Two lawyers for R Kelly ask to pull out of federal case 2 months before trial

Kamil Krzaczynski/AFP via Getty Images

Two defense attorneys for R&B singer R Kelly, who faces an upcoming federal trial for allegedly leading an “enterprise” of employees who recruited women and girls for sex, have asked to withdraw from the case amidst an apparent clash with their colleagues.

In a letter submitted to US District Judge Ann M. Donnelly late Monday, Steven Greenberg and Michael Leonard asked to relinquish their positions on Kelly’s legal team due to “significant” reasons that make it “impossible” to properly represent the singer.

“On behalf of myself and Mr. Leonard, we respectfully request leave to withdraw our appearances as counsel of record in this matter,” Greenberg wrote. “While we realize that this request comes close to trial — and although we are ready to proceed to trial as scheduled in August — our reasons for withdrawal are significant and it is impossible, in our belief, for us to be able to continue to properly represent Mr. Kelly under the current circumstances. If the Court deems it necessary, we are willing to serving as effective stand-by counsel.”

He added that federal prosecutors were advised of his decision in a phone call, and requested that the court set a hearing in relation to the withdrawal.

Kelly faces several racketeering charges for his alleged role in the enterprise. A federal indictment said enterprise employees demanded women and girls have “absolute commitment” to Kelly, recruit and groom sexual partners for him, and isolate themselves from friends and family — subsequently making them dependent on Kelly.

Kelly is also accused of engaging in several sex acts without informing the partners he has an STD and producing child pornography.

Greenberg didn’t immediately return a request for comment from, however, did publish a statement to numerous mainstream outlets.

“Ultimately, as trial lawyers and in the interests of the client, we weren’t comfortable professionally with allowing lawyers who have never tried federal criminal cases to have significant trial responsibilities,” Greenberg said. “That approach was not to everyone’s liking.”

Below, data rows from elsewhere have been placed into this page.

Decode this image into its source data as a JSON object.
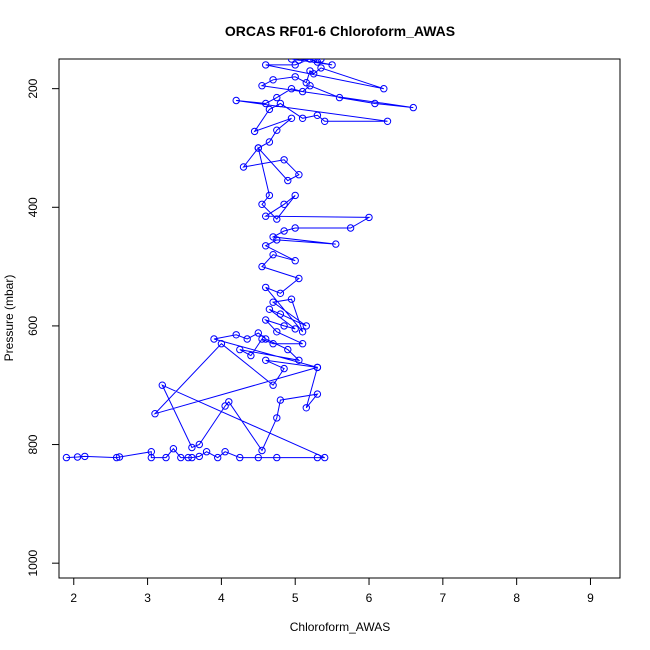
{
  "chart_data": {
    "type": "line",
    "title": "ORCAS RF01-6 Chloroform_AWAS",
    "xlabel": "Chloroform_AWAS",
    "ylabel": "Pressure (mbar)",
    "xlim": [
      1.8,
      9.4
    ],
    "ylim": [
      1025,
      150
    ],
    "y_reversed": true,
    "grid": false,
    "legend": "none",
    "color": "#0000ff",
    "x_ticks": [
      2,
      3,
      4,
      5,
      6,
      7,
      8,
      9
    ],
    "y_ticks": [
      200,
      400,
      600,
      800,
      1000
    ],
    "x": [
      1.9,
      2.05,
      2.15,
      2.58,
      2.62,
      3.05,
      3.05,
      3.25,
      3.35,
      3.45,
      3.55,
      3.6,
      3.7,
      3.8,
      3.95,
      4.05,
      4.25,
      4.5,
      4.75,
      5.3,
      5.4,
      3.2,
      3.6,
      3.7,
      4.05,
      4.1,
      4.55,
      4.75,
      4.8,
      5.3,
      5.15,
      5.3,
      3.1,
      4.0,
      4.7,
      4.85,
      4.6,
      5.3,
      3.9,
      4.2,
      4.35,
      4.5,
      4.6,
      4.9,
      5.05,
      4.25,
      4.4,
      4.55,
      4.7,
      5.1,
      4.75,
      4.6,
      4.85,
      5.0,
      4.65,
      4.8,
      5.15,
      4.7,
      4.95,
      5.1,
      4.6,
      4.8,
      5.05,
      4.55,
      4.7,
      5.0,
      4.6,
      4.75,
      5.55,
      4.7,
      4.85,
      5.0,
      5.75,
      6.0,
      4.6,
      4.85,
      5.0,
      4.75,
      4.55,
      4.65,
      4.5,
      4.9,
      5.05,
      4.85,
      4.3,
      4.5,
      4.65,
      4.75,
      4.95,
      4.45,
      4.65,
      4.8,
      5.1,
      5.3,
      5.4,
      6.25,
      4.2,
      4.6,
      4.75,
      4.95,
      5.1,
      5.2,
      5.6,
      6.08,
      6.6,
      4.55,
      4.7,
      5.0,
      5.15,
      5.2,
      5.25,
      5.35,
      6.2,
      4.6,
      5.0,
      5.2,
      5.3,
      5.5,
      4.95,
      5.05,
      5.25,
      5.35
    ],
    "y": [
      822,
      821,
      820,
      822,
      821,
      812,
      822,
      822,
      807,
      822,
      822,
      822,
      820,
      812,
      822,
      812,
      822,
      822,
      822,
      822,
      822,
      700,
      805,
      800,
      735,
      728,
      810,
      755,
      725,
      715,
      738,
      670,
      748,
      630,
      700,
      672,
      658,
      670,
      622,
      615,
      622,
      612,
      622,
      640,
      658,
      640,
      650,
      622,
      630,
      630,
      610,
      590,
      600,
      605,
      572,
      580,
      600,
      560,
      555,
      610,
      535,
      545,
      520,
      500,
      480,
      490,
      465,
      455,
      462,
      450,
      440,
      435,
      435,
      417,
      415,
      395,
      380,
      420,
      395,
      380,
      300,
      355,
      345,
      320,
      332,
      300,
      290,
      270,
      250,
      272,
      235,
      225,
      250,
      245,
      255,
      255,
      220,
      225,
      215,
      200,
      205,
      195,
      215,
      225,
      232,
      195,
      185,
      180,
      190,
      170,
      175,
      165,
      200,
      160,
      160,
      150,
      155,
      160,
      150,
      152,
      150,
      150
    ]
  }
}
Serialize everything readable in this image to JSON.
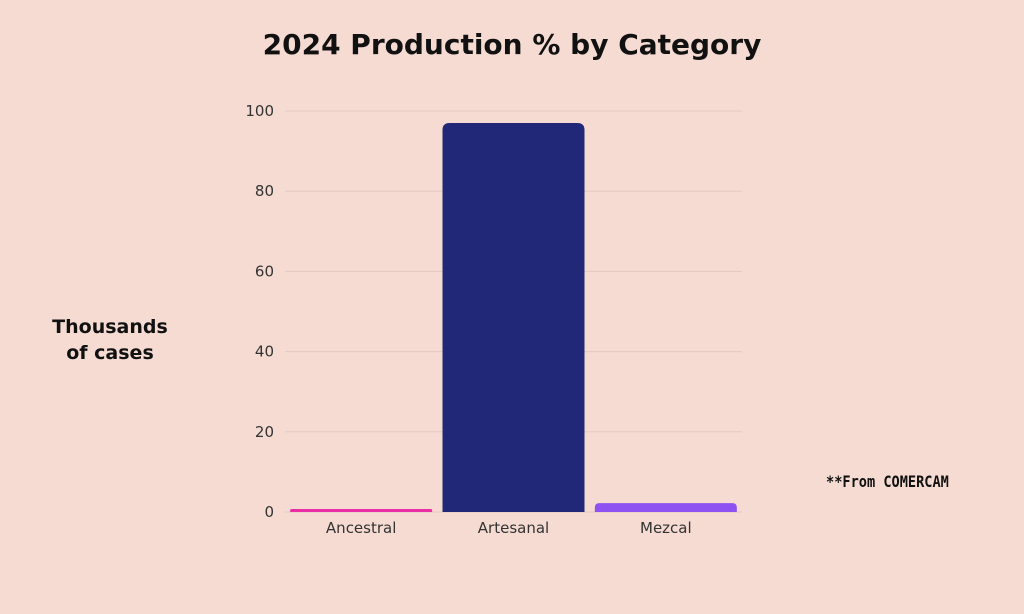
{
  "chart_data": {
    "type": "bar",
    "title": "2024 Production % by Category",
    "ylabel": "Thousands of cases",
    "xlabel": "",
    "categories": [
      "Ancestral",
      "Artesanal",
      "Mezcal"
    ],
    "values": [
      0.5,
      97,
      2.2
    ],
    "colors": [
      "#ea2fa6",
      "#212877",
      "#8e52f2"
    ],
    "ylim": [
      0,
      100
    ],
    "yticks": [
      0,
      20,
      40,
      60,
      80,
      100
    ],
    "grid": true
  },
  "footnote": "**From COMERCAM"
}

Greenberg’s grievances come in contrast with comments from three of his colleagues, who say Kelly fired Greenberg and Leonard before the request to withdraw was ever submitted.

Thomas Farinella, one of the remaining members of Kelly’s legal team, told “The only comment we have at this time is that Mr. Kelly terminated both lawyers prior to filing their motion.”

Greenberg reportedly plans to file a similar motion with the judge in Kelly’s Chicago case. There, the singer faces charges related to child pornography and obstruction of justice. Prosecutors say Kelly and two employees paid witnesses in his 2008 child pornography trial to change their statements.

“The charges accuse Kelly of engaging in sex acts with five minors and recording some of the abuse on multiple videos,” the US Attorney’s Office for the Northern District of Illinois said. “The indictment also charges Kelly with conspiring to intimidate victims and conceal evidence in an effort to obstruct law enforcement, including an investigation in the 2000s that resulted in his trial in 2008 in Cook County on state child pornography charges.”

The 2008 trial concerned Kelly’s alleged 2002 production of a 27-minute sex tape with a girl introduced to him at the age of 12. Prosecutors presented a video they said was Kelly having sex with a woman and a minor, urinating on the minor afterward.

A jury found him not guilty of 14 child pornography charges after his attorneys argued that the footage was digitally altered, claiming a mole near the spine of the man in the video — used to identify him as Kelly — could’ve been a shadow or a computer-generated blip.

“R. Kelly was found not guilty, because they had the best jury that Cook County could produce,” Kelly’s attorney at the time, Sam Adam Jr., said outside the courtroom.

The minor victim in the case, as well as her parents, refused to cooperate with investigators. Kelly’s lawyers painted the other woman in the video as a liar and said she attempted to extort $300,000 from Kelly to keep her from taking the stand.

Kelly’s Chicago trial is set to proceed on September 13. Proceedings in New York will begin August 9th.